トキハ(佐藤裕士社長)とトキハインダストリー(右田良一社長)は二十七日、取締役会を開き、二〇〇九年二月期決算を承認した。厳しい経済情勢の影響から両社とも売上高、経常利益が前期実績を下回る減収減益となった。五月二十七日の株主総会で正式決定する。
トキハは売上高五百六十八億五千二百万円で前期比7・5%減。特選ブランドなど高額品や紳士・婦人衣料品が不振だった。トキハカード、トキハ双葉会の会員数拡大や売り場の改装、別府店やわさだタウンのテナント入れ替えなどに取り組んだが、下期からの急激な景気低迷と消費マインドの冷え込みで予想以上に落ち込んだ。本店、別府店、わさだ店とも前年を割り込んだ。
経常利益は一億九千二百万円で47・5%減。特別損失は有価証券の評価損に加え、商品券に関する会計制度の一部変更により、計三億一千三百万円。この結果、純損益は前期が二億五千七百万円の黒字に対し、三億一千四百万円の赤字となった。

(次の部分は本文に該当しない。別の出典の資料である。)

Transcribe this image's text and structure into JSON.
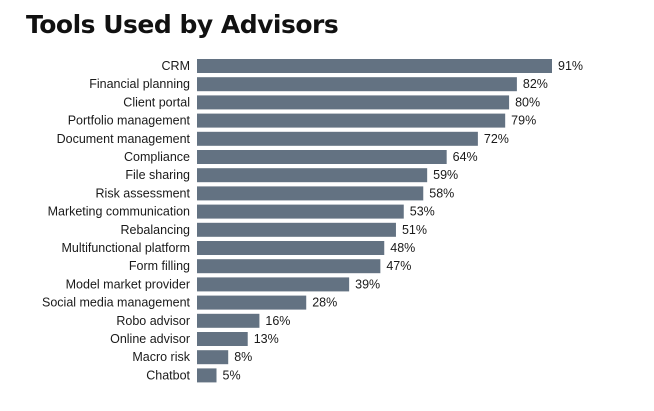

トキハインダストリーは売上高三百八十五億七千二百万円で3・0%減。既存店を強化し、飲食料品、生鮮食品が堅調に推移したものの、衣料品や住居関連品は振るわなかった。
経常利益は一億二千七百万円で9・7%減。前期と比べ特別損失が減少したため、純利益は105・1%増の三千万円となった。
両社は現在、経営計画の見直しを進めており、厳しい環境下でも利益確保を図れるよう、五月中にも中期経営計画をまとめる方針。